Suddenly, I felt a pleasant feeling on my feet. Droid was massaging them. If he thought I would forget about it, he was wrong. Until he starts behaving normally and naturally in our privacy, I will be mad at him.

When we arrived at our house, Droid pointed out, and while I was putting on my shoes, he was inspecting the house.

When we entered, my attention was drawn to a box on the table. It didn't seem familiar to me, and apparently it didn't seem familiar to Droid either.

Fortunately, it was openable, so while I was behind him, slowly approaching, he opened it. I looked inside and was shocked. It was a dead rat, and there was also a photo. A photo from when I was bringing Droid home that time a month ago. I don't remember meeting anyone.

Droid turned the photo around and saw a small letter. It was a threat to both me and Droid. They couldn't wait to torture Droid in front of me and then kill me.

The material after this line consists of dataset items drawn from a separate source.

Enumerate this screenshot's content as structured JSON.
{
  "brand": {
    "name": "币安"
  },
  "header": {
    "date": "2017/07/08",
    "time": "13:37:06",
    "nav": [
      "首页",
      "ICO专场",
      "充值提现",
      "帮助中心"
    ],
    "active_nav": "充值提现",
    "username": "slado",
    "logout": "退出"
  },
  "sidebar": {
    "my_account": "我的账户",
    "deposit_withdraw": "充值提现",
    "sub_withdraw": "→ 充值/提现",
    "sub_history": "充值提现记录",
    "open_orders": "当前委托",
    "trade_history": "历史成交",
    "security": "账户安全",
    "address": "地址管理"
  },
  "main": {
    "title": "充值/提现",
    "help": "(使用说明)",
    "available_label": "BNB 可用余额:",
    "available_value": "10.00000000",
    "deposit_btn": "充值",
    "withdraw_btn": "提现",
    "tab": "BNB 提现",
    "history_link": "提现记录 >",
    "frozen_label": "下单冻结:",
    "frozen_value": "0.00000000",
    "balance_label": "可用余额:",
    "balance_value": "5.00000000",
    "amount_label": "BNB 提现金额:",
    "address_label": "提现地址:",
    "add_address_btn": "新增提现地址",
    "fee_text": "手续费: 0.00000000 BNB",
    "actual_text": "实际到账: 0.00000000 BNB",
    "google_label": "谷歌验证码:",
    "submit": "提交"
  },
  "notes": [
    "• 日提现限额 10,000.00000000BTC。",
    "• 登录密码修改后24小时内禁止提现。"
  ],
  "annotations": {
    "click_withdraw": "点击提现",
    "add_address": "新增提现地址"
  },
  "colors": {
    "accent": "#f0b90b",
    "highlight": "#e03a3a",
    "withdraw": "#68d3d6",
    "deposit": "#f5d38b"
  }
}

Droid decided that I wouldn't go to school for a few days just for safety, and I agreed. I don't want them to hurt us. Droid was watching out for me and constantly looking around, and he insisted on adding security cameras that only he and I know about.

And I just agreed. Like alway.

I started to notice that Droid was getting worse and worse day by day. Dark circles under his eyes, weakened, and increasingly paranoid.

And I didn't like it. Droid was ruining his health for me. Yes, it's his job, but this is too much. Droid should rest.